Impianto di stoccaggio e trasferenza di Sardone nel Comune di Giffoni Valle Piana
Dal 2020 EcoAmbiente S.p.A. gestisce l’impianto di stoccaggio e trasferenza della frazione organica situato a Giffoni Valle Piana, in località Sardone.
In questa piattaforma la frazione organica proveniente dalla raccolta differenziata viene conferita e messa in riserva, per poi essere avviata agli impianti di recupero autorizzati.
L’impianto che tratta annualmente circa 50.000 tonnellate di rifiuti organici da raccolta differenziata, rappresenta oggi una struttura strategica per la corretta gestione dei rifiuti urbani prodotti dai Comuni dell’ATO Salerno, in attesa della realizzazione e messa in esercizio della rete di impianti dedicati al trattamento della frazione organica prevista dal Piano d’Ambito dell’EDA Salerno.
Impianto di Compostaggio di Eboli
Dal 2021 la Società gestisce l’impianto di compostaggio e stabilizzazione della frazione organica proveniente dalla raccolta differenziata dei rifiuti solidi urbani, situato nella zona P.I.P. del Comune di Eboli.

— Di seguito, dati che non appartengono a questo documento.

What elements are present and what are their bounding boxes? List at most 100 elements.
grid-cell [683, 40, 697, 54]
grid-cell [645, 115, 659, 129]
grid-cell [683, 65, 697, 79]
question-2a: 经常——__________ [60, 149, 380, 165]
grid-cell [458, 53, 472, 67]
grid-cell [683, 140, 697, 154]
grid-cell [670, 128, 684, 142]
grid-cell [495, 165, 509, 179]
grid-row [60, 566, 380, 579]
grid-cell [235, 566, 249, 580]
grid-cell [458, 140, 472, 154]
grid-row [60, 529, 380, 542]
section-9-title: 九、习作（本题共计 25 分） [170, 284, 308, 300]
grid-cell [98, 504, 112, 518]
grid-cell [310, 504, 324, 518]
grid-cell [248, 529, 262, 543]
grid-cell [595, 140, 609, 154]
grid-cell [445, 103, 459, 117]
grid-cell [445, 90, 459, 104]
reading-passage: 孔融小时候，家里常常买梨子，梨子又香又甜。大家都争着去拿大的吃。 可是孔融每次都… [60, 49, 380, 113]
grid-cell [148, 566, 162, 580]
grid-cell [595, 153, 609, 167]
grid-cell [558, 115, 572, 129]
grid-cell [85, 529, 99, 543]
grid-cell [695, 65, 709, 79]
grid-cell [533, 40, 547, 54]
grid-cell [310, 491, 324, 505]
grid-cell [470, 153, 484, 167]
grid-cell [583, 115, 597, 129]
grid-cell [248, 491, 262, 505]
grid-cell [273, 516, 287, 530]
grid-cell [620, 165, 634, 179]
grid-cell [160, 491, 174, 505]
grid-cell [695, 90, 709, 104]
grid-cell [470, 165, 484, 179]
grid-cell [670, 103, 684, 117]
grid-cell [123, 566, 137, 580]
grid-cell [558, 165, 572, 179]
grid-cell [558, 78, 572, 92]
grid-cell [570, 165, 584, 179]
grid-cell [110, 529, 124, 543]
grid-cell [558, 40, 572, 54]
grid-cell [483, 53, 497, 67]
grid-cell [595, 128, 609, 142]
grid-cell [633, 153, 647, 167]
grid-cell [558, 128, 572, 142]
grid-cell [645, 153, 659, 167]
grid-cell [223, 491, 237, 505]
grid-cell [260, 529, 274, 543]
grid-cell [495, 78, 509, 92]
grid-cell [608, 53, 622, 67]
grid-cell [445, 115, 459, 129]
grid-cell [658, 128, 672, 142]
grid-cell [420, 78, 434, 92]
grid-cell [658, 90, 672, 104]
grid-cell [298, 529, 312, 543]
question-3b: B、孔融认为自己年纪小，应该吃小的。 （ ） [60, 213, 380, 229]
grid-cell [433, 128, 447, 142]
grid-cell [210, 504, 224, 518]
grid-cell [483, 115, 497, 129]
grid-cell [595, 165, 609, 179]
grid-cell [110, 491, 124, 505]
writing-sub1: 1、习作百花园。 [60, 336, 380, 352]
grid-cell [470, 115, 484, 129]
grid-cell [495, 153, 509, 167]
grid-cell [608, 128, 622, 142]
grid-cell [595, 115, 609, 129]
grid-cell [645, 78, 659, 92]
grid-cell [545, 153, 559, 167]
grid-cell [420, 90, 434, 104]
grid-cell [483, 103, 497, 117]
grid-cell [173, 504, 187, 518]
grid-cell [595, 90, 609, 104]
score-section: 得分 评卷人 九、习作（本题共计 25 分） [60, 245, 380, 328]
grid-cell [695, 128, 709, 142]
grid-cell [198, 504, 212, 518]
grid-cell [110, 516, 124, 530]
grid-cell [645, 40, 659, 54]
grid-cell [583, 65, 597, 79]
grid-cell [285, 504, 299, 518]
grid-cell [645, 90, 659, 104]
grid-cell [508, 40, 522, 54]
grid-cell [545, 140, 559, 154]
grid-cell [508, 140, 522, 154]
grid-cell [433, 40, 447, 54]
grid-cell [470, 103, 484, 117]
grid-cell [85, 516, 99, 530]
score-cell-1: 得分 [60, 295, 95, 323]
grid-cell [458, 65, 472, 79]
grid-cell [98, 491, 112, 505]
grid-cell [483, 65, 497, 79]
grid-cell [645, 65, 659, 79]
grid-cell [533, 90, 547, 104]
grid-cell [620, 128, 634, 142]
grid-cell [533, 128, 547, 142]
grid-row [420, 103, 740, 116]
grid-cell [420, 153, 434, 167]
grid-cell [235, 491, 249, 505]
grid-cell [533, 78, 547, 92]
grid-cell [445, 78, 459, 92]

L’impianto, che effettua la digestione aerobica della frazione organica, è stato oggetto di significativi interventi di miglioramento finalizzati al contenimento delle emissioni odorigene.
Grazie a un investimento pubblico di 2,94 milioni di euro, interamente finanziato con fondi FSC, è stato realizzato un sistema avanzato di confinamento delle emissioni. L’EDA Salerno, soggetto attuatore dell’intervento “Implementazione sistema di confinamento delle emissioni odorigene diffuse dell’impianto di compostaggio nel Comune di Eboli (SA)”, ha avviato i lavori nel 2023 e li ha conclusi a settembre 2024.
Il nuovo impianto è dotato di biofiltri di ultima generazione per la captazione e il trattamento degli odori, garantendo un sensibile miglioramento della qualità dell’aria nelle aree circostanti.
Impianto di Casal Velino
Dal 2020 l’impianto di Casal Velino è gestito da EcoAmbiente Salerno S.p.A., dopo anni di inattività. Grazie a un investimento di 1,28 milioni di euro, finanziato dalla Regione Campania con fondi FSC, l’EDA Salerno ha realizzato i lavori di revamping dell’impianto che ne hanno consentito la riattivazione.
L’impianto funziona come Centro Comprensoriale (CC) Corepla e Piattaforma COMIECO. Qui i rifiuti vengono selezionati con un processo misto manuale e meccanizzato che permette di separare le diverse frazioni, valorizzando i materiali riciclabili e riducendo al minimo lo scarto. La plastica, dopo varie fasi di selezione manuale e meccanizzata, viene compattata in balle e inviata agli impianti di recupero; la carta e il cartone, invece, vengono pressati e spediti alle cartiere accreditate da COMIECO.